Eine Leserin und ein Leser aus Wiesloch betonten im Gespräch mit der RNZ, dass es nicht nur um gelegentliche Verspätungen von Briefen oder Paketen gehe und auch nicht nur um ein bis zwei Tage, die man auf die Post warten müsse. Da gehe es um ein fundamentales Problem, das selbstverständlich keinerlei Aggressionen gegenüber Postangestellten rechtfertige, aber zur Wahrheit dazugehöre.
Ganz offensichtlich liege es an der Coronakrise, in der viel mehr als sonst per Internet bestellt werde, sodass das Paketaufkommen stark gestiegen sei, räumten die Leserin und der Leser ein. Die Vorweihnachtszeit verschärfe diese Situation sicherlich noch. Aber was sie mit Zustellern erlebt hätten, sei nicht allein dadurch erklärbar.
So hätten sie auf direkte Nachfrage erfahren, dass der Postangestellte die Briefe zwar bei sich habe, dass jetzt aber Feierabend sei und daher nichts mehr ausgetragen werde. "Und nicht nur einmal", betont die Leserin: "Zwei Mal kam bei uns nichts an, dabei hatte der Postbote die Briefe offenbar dabei."
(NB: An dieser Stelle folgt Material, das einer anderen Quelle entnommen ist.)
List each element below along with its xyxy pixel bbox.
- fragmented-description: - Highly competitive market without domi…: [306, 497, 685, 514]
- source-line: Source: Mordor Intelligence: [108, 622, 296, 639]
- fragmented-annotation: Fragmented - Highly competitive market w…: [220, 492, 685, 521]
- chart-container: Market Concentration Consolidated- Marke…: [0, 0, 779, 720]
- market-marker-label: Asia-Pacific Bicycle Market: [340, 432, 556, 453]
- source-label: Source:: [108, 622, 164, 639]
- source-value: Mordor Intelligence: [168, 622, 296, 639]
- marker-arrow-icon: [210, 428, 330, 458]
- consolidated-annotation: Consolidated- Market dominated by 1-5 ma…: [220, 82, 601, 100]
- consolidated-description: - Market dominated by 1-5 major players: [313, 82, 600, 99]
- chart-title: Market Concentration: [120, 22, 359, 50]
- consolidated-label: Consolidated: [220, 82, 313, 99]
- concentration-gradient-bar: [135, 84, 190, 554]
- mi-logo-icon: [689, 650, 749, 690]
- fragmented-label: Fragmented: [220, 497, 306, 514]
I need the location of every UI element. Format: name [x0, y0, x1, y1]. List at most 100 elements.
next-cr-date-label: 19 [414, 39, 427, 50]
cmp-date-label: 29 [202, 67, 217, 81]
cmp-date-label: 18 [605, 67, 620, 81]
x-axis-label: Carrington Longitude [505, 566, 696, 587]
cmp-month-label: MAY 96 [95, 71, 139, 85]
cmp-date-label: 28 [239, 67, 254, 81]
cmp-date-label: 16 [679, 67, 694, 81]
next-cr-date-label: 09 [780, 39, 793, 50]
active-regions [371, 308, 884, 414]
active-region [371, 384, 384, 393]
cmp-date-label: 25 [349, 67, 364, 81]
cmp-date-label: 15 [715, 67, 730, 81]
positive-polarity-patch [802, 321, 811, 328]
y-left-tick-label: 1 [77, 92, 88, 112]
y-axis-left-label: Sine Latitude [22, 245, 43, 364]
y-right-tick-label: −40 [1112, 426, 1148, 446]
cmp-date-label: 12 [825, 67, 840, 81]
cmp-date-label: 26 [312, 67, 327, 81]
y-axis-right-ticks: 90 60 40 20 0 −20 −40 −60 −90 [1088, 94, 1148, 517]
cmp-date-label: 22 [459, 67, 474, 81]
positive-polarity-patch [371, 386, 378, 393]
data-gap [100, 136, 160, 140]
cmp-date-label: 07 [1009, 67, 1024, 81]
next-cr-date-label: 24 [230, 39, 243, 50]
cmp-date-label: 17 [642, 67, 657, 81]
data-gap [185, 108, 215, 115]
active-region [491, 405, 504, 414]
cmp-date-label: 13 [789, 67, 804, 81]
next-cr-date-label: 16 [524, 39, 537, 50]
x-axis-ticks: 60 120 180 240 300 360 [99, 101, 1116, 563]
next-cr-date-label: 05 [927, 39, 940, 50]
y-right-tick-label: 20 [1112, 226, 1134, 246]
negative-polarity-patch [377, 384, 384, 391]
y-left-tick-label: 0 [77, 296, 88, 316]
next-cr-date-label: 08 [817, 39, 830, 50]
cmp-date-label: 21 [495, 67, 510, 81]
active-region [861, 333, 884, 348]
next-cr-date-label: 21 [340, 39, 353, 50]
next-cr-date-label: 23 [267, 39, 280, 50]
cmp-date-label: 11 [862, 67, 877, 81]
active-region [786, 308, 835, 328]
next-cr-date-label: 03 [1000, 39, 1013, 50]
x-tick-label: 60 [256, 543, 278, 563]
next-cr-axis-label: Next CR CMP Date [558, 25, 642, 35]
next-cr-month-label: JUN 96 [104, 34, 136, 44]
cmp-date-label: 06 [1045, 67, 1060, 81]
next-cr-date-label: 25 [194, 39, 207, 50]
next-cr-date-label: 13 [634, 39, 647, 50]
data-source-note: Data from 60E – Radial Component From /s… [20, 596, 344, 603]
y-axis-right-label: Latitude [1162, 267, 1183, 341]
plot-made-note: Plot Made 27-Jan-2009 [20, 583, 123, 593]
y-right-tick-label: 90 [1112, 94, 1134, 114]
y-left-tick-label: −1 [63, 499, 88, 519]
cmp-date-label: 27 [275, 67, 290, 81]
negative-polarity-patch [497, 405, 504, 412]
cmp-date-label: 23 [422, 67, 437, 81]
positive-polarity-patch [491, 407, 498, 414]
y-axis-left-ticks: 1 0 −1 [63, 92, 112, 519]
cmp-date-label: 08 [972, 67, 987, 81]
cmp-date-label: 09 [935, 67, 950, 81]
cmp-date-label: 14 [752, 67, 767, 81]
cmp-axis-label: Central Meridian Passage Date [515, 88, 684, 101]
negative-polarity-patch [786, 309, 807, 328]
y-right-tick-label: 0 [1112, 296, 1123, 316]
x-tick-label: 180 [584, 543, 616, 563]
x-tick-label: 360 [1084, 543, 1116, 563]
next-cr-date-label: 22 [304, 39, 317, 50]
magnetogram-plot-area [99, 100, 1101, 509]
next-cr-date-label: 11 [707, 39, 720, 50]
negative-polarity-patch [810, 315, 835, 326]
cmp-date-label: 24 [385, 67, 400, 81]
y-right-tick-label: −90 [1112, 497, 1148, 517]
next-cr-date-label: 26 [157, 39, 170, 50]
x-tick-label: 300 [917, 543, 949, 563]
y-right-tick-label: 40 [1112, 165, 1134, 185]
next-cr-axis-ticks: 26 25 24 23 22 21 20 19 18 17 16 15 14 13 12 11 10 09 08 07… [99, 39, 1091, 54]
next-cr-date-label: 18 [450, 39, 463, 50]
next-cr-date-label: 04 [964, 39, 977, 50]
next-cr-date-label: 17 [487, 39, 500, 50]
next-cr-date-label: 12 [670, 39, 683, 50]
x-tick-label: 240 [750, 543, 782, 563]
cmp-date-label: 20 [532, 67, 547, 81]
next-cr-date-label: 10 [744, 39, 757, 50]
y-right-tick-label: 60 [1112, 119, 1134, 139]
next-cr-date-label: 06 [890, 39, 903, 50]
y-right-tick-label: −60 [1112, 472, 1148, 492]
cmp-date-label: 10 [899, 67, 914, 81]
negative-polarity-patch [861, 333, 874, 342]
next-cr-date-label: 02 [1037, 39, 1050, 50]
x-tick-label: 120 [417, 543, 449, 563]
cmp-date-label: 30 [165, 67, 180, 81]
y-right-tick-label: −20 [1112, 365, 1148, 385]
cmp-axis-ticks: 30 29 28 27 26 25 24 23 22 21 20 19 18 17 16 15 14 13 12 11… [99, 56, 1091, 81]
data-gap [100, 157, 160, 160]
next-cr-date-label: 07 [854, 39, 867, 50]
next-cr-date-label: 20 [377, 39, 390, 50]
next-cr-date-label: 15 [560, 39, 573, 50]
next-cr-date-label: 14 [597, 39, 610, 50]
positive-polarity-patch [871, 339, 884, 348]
Vor etwas über zwei Wochen beispielsweise, als sie bereits ungeduldig auf wichtige Mitteilungen des Zolls gewartet habe, regte sich wieder der Verdacht, dass die Briefe zwar vorliegen, aber aus welchen Gründen auch immer nicht zugestellt werden, erzählt die Leserin. "Da habe ich dem Postboten eine Tafel Schokolade geschenkt, als Dankeschön." Und wie als hätte die "Bestechung" gewirkt oder sich das Gewissen geregt: "Eine halbe Stunde später war er wieder da und hatte ein ganzes Bündel für uns dabei: elf Briefe. Elf. Und die waren alle viele Tage zu spät."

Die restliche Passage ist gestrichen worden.